The youngest authenticated British soldier in World War I was twelve-year-old Sidney Lewis, who fought at the Battle of the Somme in 1916. Lewis' claim was not authenticated until 2013. In World War I, a large number of young boys joined up to serve as soldiers before they were eighteen, the legal age to serve in the army. It was previously reported that the youngest British soldier was an unnamed boy, also twelve, sent home from France in 1917 with other underage boys from various regiments.
George Maher (20 May 1903 – c.1999) at age thirteen lied to a recruiting officer by claiming he was eighteen. He joined up with the 2nd Battalion King's Own Royal Lancaster Regiment. In the front lines, Maher began crying during heavy shelling. He was taken before an officer of his regiment when his young age was discovered and subsequently locked in a train with a number of other underage boys. Maher said, "The youngest was twelve years old. A little nuggety bloke he was, too. We joked that the other soldiers would have had to have lifted him up to see over the trenches". Maher's story was first reported in Richard van Emden's 1998 book Veterans: the last survivors of the Great War and was later featured in Last Voices of World War 1, a 2009 television documentary. The boy Maher met was formerly reported as the youngest British soldier in World War I, but the claim has never been authenticated.

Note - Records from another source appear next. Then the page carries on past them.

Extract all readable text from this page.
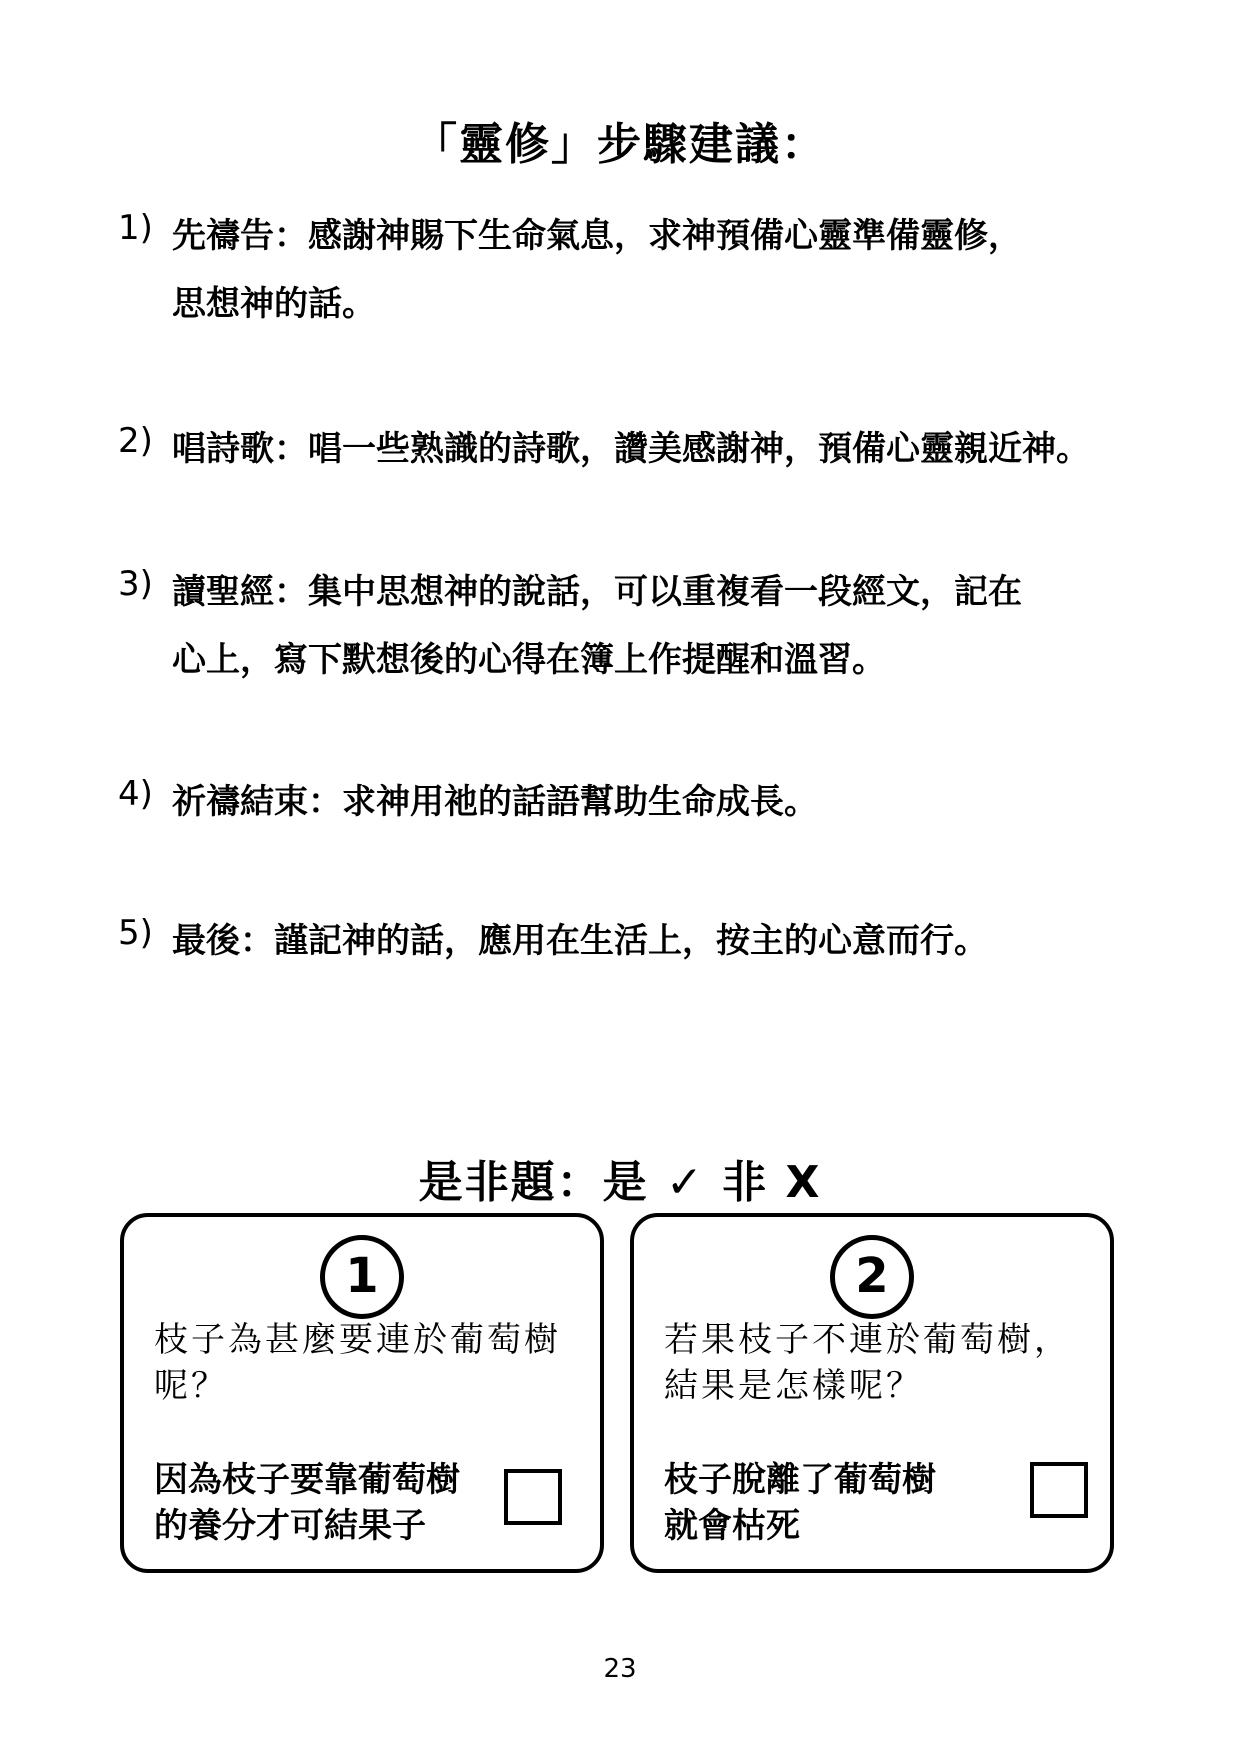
「靈修」步驟建議：
1) 先禱告：感謝神賜下生命氣息，求神預備心靈準備靈修，
思想神的話。
2) 唱詩歌：唱一些熟識的詩歌，讚美感謝神，預備心靈親近神。
3) 讀聖經：集中思想神的說話，可以重複看一段經文，記在
心上，寫下默想後的心得在簿上作提醒和溫習。
4) 祈禱結束：求神用祂的話語幫助生命成長。
5) 最後：謹記神的話，應用在生活上，按主的心意而行。
是非題：是 ✓ 非 X
1
枝子為甚麼要連於葡萄樹呢？
因為枝子要靠葡萄樹
的養分才可結果子
2
若果枝子不連於葡萄樹，
結果是怎樣呢？
枝子脫離了葡萄樹
就會枯死
23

Sidney George Lewis (24 March 1903 – 1969) enlisted in the East Surrey Regiment in August 1915 at the age of twelve. His parents had no idea where he was. He fought in the Battle of the Somme in 1916, then aged thirteen, in the 106th Machine Gun Company of the Machine Gun Corps. Lewis fought in the Battle of Delville Wood which saw some of the worst casualties on the Somme. His mother was told where her son was by a comrade home on leave, and she demanded for the War Office to release him. It asked her for his birth certificate and discharged the boy. Lewis was awarded the Victory Medal and the British War Medal. He re-enlisted in 1918 and served with the army of occupation in Austria. He joined the police in Kingston upon Thames after the war and served in bomb disposal during World War II. Later, he ran a pub in Frant, East Sussex. He died in 1969.